There is a marked difference with the Botha recital. The South-African tenor is not a Heldentenor but a big lirico; maybe a shade too light for Die Walküre (though Georges Thill is one of the best and most musical Siegmunds on record). I fear the recording doesn’t help either. I’ve heard Botha in the flesh and he sings broader and more voluminous in reality than in this piece where the voice sounds a bit too slender, without heft. In all the other arias and duets he is splendid, using his means for the best. He has made formidable progress since his first recordings 10 years ago. His Wagner singing is much helped by the many hours of work he put into his Italian roles. I heard him sing an exquisite messa di voce in Celeste Aida (he had worked on it for years, he told me) and this pays off. Take his Am stillen Herd: very sensitive singing and no barking. Both the Meistersinger Prize Song and the Lohengrin narrative start with a soft lovely tone spinning out the music in a very poetic manner. The way he caresses “eine Taube” equals Konya’s classic recording.

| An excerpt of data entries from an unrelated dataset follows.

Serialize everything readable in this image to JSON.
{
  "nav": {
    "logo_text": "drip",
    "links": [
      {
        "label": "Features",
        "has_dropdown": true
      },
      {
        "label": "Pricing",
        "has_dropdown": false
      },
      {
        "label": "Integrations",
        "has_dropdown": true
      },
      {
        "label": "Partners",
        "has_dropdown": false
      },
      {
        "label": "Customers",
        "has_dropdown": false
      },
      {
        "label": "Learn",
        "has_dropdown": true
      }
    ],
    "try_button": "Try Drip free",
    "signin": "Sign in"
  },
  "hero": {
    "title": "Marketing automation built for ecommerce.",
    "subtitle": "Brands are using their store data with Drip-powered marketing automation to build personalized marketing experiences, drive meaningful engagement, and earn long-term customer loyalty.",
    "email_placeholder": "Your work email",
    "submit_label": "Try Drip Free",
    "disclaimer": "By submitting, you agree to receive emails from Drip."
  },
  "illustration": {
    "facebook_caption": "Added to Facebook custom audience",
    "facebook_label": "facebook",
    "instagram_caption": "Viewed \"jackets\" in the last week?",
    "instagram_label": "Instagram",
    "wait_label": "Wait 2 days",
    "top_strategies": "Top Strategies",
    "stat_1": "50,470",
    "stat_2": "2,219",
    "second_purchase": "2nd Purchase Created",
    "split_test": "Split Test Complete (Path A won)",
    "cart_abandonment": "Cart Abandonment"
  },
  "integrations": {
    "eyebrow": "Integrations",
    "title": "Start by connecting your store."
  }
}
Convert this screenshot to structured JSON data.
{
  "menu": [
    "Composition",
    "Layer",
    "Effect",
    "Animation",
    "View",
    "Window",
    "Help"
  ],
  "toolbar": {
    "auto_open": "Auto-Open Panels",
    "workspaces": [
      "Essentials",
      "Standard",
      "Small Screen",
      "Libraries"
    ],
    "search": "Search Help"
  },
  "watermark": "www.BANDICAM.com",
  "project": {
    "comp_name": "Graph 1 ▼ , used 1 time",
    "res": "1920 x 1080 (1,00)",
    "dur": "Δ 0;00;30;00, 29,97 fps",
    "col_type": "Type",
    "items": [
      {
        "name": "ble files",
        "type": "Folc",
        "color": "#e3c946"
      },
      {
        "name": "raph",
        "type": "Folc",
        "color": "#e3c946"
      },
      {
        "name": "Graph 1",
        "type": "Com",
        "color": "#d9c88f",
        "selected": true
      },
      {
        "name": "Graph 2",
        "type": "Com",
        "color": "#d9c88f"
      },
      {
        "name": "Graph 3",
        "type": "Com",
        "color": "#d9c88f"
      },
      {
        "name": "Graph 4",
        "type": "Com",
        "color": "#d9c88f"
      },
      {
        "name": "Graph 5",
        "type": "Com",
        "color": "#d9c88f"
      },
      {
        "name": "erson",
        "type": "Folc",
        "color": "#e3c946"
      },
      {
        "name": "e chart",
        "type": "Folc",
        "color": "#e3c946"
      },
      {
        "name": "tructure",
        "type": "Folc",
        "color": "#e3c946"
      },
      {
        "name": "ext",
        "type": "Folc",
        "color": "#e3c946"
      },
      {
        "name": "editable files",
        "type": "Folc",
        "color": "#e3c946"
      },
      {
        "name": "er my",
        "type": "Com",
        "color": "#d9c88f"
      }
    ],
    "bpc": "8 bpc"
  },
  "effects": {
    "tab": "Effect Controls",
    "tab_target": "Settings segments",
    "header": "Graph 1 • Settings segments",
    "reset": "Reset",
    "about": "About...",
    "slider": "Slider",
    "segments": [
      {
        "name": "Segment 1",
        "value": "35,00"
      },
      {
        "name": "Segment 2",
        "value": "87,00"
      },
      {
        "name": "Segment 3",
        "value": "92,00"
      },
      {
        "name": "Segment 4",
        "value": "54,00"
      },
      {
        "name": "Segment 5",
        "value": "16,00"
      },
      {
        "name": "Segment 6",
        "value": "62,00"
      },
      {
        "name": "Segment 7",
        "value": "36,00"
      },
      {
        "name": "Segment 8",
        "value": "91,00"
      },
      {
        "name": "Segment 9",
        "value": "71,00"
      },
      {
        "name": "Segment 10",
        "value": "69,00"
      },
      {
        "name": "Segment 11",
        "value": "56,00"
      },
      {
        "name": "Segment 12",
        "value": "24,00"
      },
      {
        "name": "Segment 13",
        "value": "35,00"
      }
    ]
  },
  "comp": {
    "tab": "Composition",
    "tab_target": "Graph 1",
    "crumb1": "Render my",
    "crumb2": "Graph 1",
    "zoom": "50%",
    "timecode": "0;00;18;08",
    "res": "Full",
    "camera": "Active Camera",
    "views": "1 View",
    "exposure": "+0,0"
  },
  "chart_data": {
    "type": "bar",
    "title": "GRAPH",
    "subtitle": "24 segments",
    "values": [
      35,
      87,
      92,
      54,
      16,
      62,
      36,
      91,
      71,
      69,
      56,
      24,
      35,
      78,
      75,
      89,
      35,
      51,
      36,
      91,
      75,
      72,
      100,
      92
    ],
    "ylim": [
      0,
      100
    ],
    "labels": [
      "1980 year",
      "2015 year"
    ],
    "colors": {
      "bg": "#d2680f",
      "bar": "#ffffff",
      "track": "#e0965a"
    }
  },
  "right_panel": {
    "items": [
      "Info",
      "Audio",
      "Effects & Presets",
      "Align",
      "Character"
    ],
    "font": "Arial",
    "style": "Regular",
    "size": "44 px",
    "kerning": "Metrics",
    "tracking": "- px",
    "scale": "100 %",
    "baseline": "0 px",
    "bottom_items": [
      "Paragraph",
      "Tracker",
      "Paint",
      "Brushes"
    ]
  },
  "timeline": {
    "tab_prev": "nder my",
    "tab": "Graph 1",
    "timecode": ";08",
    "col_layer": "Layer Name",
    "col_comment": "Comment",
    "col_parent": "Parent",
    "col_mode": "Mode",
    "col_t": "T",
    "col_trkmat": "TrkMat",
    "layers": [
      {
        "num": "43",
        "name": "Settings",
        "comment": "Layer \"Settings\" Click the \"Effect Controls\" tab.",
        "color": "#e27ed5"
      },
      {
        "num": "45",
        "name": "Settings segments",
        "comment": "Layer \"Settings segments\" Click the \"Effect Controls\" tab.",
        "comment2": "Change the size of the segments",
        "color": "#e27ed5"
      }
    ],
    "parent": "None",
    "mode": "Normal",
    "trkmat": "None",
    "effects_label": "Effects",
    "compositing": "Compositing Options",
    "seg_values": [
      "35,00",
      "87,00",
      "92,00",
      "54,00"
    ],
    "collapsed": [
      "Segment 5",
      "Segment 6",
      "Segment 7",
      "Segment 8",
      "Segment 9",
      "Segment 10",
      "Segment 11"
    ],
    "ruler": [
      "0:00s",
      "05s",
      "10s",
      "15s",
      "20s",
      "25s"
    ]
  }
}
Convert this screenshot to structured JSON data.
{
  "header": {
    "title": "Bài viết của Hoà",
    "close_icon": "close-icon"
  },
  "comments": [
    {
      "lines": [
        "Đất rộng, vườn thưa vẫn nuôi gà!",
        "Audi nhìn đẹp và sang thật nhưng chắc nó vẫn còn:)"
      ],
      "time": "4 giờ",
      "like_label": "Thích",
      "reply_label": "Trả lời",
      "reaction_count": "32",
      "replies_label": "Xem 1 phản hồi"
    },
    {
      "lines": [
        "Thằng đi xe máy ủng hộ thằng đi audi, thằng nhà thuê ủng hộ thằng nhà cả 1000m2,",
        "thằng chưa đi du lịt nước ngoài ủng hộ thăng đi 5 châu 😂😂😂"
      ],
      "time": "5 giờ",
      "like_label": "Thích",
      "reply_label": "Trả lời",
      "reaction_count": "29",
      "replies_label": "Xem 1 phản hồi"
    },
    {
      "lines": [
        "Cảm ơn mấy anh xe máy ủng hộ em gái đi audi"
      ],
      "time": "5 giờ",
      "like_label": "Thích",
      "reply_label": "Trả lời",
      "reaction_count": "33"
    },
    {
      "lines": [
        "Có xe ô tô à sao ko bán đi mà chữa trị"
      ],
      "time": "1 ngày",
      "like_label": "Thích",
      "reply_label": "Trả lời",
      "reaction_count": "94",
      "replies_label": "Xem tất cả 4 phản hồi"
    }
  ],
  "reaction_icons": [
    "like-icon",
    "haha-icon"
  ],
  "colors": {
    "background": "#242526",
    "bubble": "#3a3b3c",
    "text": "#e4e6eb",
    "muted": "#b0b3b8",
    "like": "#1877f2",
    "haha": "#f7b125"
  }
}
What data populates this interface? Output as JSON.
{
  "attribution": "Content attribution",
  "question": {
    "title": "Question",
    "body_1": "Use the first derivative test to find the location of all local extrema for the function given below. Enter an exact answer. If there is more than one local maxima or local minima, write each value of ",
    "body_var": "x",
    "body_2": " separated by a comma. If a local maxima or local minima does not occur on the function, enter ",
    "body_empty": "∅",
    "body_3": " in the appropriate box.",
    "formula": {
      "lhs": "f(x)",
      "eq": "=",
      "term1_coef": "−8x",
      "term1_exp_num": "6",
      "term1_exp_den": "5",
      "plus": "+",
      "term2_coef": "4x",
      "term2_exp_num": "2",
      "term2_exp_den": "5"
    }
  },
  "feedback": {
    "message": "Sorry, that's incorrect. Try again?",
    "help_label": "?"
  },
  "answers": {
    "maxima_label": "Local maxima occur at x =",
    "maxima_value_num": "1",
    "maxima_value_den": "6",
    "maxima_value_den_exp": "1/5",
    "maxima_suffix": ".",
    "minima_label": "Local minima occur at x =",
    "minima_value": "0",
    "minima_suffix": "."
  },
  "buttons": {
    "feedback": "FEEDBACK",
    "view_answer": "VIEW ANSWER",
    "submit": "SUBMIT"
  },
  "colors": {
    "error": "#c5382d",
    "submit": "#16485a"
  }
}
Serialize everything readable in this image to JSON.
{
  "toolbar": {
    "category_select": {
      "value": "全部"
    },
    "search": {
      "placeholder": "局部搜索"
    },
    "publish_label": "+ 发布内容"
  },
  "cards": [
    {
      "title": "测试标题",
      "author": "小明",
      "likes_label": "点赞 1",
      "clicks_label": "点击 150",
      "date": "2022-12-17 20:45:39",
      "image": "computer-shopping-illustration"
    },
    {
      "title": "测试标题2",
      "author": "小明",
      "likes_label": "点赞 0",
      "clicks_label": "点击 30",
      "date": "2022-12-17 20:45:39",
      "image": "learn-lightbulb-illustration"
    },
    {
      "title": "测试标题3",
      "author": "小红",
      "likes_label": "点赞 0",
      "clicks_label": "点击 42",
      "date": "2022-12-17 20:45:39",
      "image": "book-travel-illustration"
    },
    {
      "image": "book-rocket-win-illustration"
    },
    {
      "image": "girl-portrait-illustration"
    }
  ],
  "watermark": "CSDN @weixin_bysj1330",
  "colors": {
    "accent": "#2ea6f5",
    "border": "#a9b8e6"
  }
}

Botha even adds the coda to the aria, cut by Wagner though reinstated on the Konya-Amara-recording. Here too it only proves that Wagner knew this was worthless and I’d much have preferred Botha recording “Ein Schwert verhiess mir der Vater”. So what is the catch? Well there is one and it’s something Botha cannot do much about. The basic material of the voice is not very rich, not very distinguished, not very personal. In the house this may pass but on record one is too much aware of his lack of outstanding God-given means. Nevertheless I and a lot of other people would be mighty happy to have him in a house-performance of one of the more lyrical Wagner parts as he has so improved musically. Compared with his Italian recital of four years ago (on Arte Nova, which he financed half himself he said) he has once more markedly refined his art and there are few tenors who can boast about such a feat once they have scored their first big successes. Botha is ably partnered by his sopranos and the orchestra, though I don’t like Simone Young sometimes stopping for a second to make a musical point.